Sie waren Nachbarn. Dokumente im Rathaus Schöneberg erinnern an von den Nazis deportierte und ermordete Berliner.
Sie waren Nachbarn. Dokumente im Rathaus Schöneberg erinnern an von den Nazis deportierte und ermordete Berliner.

© Thilo Rückeis

Ungewöhnlich an dieser Ausstellung ist, dass sie sich – bis auf einen Monitor, der Zusatzinfos bietet – auf analoge Medien beschränkt. Links und rechts der Lesepulte mit Leselampen sind auf den Wänden 6223 Karteikarten angebracht, die ein helfender Beamter aus Finanzamt-Akten handschriftlich kopiert hat: Name, Geburtsdatum, Adresse, ggf. Obermieter, Abtransporttermin und Zielort aller deportierten Schöneberger und Tempelhofer. Außerdem sind an einigen Pulten Originalstimmen über Kopfhörer abzuspielen. In Schubladen eines grauen Sekretärs mit „Erinnerungssplittern“ darf gestöbert werden. Ungewöhnlich ist, dass diese altmodische Schau niemanden mit Riesenfotos überwältigt, sondern zur intimen Lektüre einlädt, ergänzt durch relativ kleine Bilder – Durchschnittsbesuch: eine Stunde. Dass sie Prominente nicht werbeträchtig heraushebt, sondern jedes Einzelschicksal würdigt. Dass sich hier nicht Quote (ca. 12.000 Besucher jährlich), sondern Qualität durchgesetzt hat: weil die Ausstellung zum Treffpunkt von Emigranten und deren Nachkommen, die Berlin besuchen, und der Berliner von heute geworden ist.

"Grabe, wo du stehst"

„Wir waren Nachbarn“ ist nicht vom Himmel gefallen. Zum Vorspiel des Projektes gehört, dass 1983, als der Termin „50 Jahre nach 1933“ lokalhistorische Forschungen inspirierte, mit dem Motto „Grabe, wo du stehst“ Geschichtswerkstätten entstanden und im Haus am Kleistpark unter der neuen Kunstamtsleiterin Katharina Kaiser eine Ausstellung zum Leben in Schöneberg und Friedenau während des „Dritten Reiches“ gezeigt wurde. 1987 erschien dazu ein Buch für Berlins 750-Jahr-Feier. 1993 wurde im Bayerischen Viertel die 80-teilige Installation „Orte des Erinnerns“ zum rassistischen Ausgrenzungsalltag eingeweiht. 1995 gab es nach Treffen mit 50 Zeitzeugen eine Schöneberger Ausstellung „Formen des Erinnerns“ mit Aufzeichnungs-Alben. 1999/2000 folgten Open-air-Ausstellungen mit „Erinnerungssplittern“ auf dem Bayerischen Platz und ein Film über „geteilte Erinnerungen“ der Verfolgten und der Anderen.

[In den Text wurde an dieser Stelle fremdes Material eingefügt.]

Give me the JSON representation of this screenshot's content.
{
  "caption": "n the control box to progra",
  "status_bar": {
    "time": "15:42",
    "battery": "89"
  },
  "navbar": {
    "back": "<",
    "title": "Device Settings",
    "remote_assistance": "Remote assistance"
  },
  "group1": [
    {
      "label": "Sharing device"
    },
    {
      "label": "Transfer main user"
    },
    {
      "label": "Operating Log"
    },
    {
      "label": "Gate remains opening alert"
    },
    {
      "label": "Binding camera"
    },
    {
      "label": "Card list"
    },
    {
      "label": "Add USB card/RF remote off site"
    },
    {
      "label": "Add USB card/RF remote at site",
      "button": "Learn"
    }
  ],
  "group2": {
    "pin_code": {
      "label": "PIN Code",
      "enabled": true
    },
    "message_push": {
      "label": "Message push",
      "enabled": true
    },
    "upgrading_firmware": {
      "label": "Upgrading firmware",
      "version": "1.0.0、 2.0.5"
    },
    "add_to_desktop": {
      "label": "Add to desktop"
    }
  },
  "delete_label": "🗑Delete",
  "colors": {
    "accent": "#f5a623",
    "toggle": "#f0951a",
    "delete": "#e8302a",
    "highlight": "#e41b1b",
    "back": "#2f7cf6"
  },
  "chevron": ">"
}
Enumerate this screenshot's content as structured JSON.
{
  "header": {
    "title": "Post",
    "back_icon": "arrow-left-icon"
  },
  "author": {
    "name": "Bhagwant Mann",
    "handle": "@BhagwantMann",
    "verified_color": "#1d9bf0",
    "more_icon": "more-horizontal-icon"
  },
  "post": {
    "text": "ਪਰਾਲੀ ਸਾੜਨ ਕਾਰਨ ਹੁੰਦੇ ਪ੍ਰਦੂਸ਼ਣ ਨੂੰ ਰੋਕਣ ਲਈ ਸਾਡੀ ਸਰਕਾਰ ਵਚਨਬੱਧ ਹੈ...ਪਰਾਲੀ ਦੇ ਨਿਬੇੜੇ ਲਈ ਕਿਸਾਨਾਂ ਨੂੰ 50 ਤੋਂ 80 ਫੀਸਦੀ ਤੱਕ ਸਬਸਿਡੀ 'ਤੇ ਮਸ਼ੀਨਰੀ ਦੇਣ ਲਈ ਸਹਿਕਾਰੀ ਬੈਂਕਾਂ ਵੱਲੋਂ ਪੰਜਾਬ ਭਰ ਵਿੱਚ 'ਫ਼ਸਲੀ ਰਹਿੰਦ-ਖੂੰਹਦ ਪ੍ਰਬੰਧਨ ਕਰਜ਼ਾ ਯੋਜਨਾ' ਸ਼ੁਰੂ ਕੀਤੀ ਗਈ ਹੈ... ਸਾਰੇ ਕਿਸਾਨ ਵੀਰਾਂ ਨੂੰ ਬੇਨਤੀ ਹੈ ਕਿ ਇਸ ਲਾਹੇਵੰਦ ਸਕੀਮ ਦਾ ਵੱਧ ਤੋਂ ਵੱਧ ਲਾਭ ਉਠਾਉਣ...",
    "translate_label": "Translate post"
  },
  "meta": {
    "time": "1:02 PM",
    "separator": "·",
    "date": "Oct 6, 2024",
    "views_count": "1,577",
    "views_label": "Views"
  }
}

2005 bis 2009 schließlich fand „Wir waren Nachbarn“ im großen Saal des Rathauses statt, mit zunächst 92 Alben: jedes Jahr drei Monate lang. Die ganzjährige Präsentation haben Politiker, Historiker und Aktivisten um Katharina Kaiser 2010 – nicht zuletzt aufgrund der Resonanz bei Emigranten-Familien – durchgekämpft. Doch im Jahr darauf brach das Glasdach unter Schneelasten ein. Die Ausstellung musste in einen Raum mit niedriger Decke neben der Pförtnerloge umziehen.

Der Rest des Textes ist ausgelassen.